L’analisi dei campioni di urine ha rivelato anche informazioni preziose sulla diffusione dei vari genotipi del papillomavirus umano. Amendola spiega che “quasi l’80% delle donne era infetta da HPV, soprattutto da tipi virali ad alto rischio oncogeno, il più prevalente era il tipo 35, che non è incluso nelle attuali composizioni vaccinali”. Un dato cruciale, perché i vaccini oggi disponibili sono basati su dati epidemiologici raccolti soprattutto tra popolazioni occidentali. La biologa Clara Fappani, che fa parte del team milanese, sta ora collaborando con OMS e IARC per studiare il ruolo dell’HPV 35 e valutare la necessità di un nuovo disegno vaccinale per i Paesi del Sud del mondo.

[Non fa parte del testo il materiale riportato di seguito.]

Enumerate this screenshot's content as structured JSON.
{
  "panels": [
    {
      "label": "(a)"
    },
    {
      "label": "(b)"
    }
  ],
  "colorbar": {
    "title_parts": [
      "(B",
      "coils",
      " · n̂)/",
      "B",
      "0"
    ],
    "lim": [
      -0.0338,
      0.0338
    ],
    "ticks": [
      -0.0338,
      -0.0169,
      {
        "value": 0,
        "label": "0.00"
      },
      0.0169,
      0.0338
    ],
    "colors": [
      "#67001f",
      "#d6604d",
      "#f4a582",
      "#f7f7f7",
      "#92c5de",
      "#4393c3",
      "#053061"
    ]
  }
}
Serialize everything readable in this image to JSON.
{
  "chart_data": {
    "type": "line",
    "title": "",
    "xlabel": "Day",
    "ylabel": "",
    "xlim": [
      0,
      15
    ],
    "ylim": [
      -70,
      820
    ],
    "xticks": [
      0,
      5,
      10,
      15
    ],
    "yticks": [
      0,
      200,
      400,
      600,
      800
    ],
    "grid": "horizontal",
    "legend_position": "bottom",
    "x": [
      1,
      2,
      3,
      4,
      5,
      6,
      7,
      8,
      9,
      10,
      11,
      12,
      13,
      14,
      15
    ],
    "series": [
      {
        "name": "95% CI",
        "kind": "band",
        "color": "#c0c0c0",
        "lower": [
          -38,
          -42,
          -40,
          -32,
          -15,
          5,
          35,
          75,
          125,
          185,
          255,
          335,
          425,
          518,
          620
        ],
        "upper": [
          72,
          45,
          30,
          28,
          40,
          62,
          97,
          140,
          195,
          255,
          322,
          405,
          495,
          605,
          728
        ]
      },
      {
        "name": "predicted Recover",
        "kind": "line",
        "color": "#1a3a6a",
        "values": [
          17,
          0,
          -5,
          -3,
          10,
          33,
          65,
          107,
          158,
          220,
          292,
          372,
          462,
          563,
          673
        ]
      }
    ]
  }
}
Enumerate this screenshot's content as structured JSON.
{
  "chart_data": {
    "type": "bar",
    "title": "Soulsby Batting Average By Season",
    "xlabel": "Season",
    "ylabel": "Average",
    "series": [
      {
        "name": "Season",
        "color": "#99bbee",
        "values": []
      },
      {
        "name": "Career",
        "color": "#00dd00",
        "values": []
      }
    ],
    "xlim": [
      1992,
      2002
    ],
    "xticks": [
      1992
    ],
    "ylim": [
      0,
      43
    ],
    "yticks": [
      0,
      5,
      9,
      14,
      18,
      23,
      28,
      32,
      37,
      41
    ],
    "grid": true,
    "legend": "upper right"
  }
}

Una soluzione scalabile e sostenibile
Il nuovo metodo di screening per l’HPV basato sulle urine liquide o essiccate permette di condurre studi epidemiologici su larga scala: “si conservano a temperatura ambiente e possono essere spedite in busta nei centri dove si fa biologia molecolare – dice Elisabetta Tanzi – quindi un sistema che potrebbe essere esteso ad altri Paesi con problemi simili a eSwatini”.
Il progetto si inserisce anche nell’ambiziosa iniziativa lanciata dall’OMS: eliminare il cancro cervicale come problema di salute pubblica a livello mondiale, vaccinando il 90% delle ragazze, testando il 70% delle donne e trattando il 90% delle pazienti che presentano lesioni alla cervice uterina entro il 2030. Ma, avverte Antonella Amendola, “se il vaccino non copre i genotipi virali più diffusi in Africa, quei numeri restano solo numeri. Inoltre questa è una malattia che risente molto dello svantaggio socio-economico”.
In particolare, prosegue Amendola, la società di eSwatini “è patriarcale, c’è una monarchia assoluta per cui la salute della donna è tenuta in scarsa considerazione, la poligamia è accettata, ci sono matrimoni intergenerazionali... e l’aspetto sanitario riflette la condizione femminile (compresa l’altissima prevalenza di HIV)”. In questo contesto, uno screening semplice come quello sviluppato dal team milanese può fare una differenza enorme: raggiunge chi altrimenti resterebbe esclusa e fornisce dati fondamentali per sviluppare vaccini e politiche sanitarie più giuste. Ecco perché, conclude Tanzi, “in una realtà dove non si fa niente o quasi, meglio fare qualcosa (anche se il gold standard rimane il Pap test) piuttosto che lasciare le donne senza alcuna possibilità”.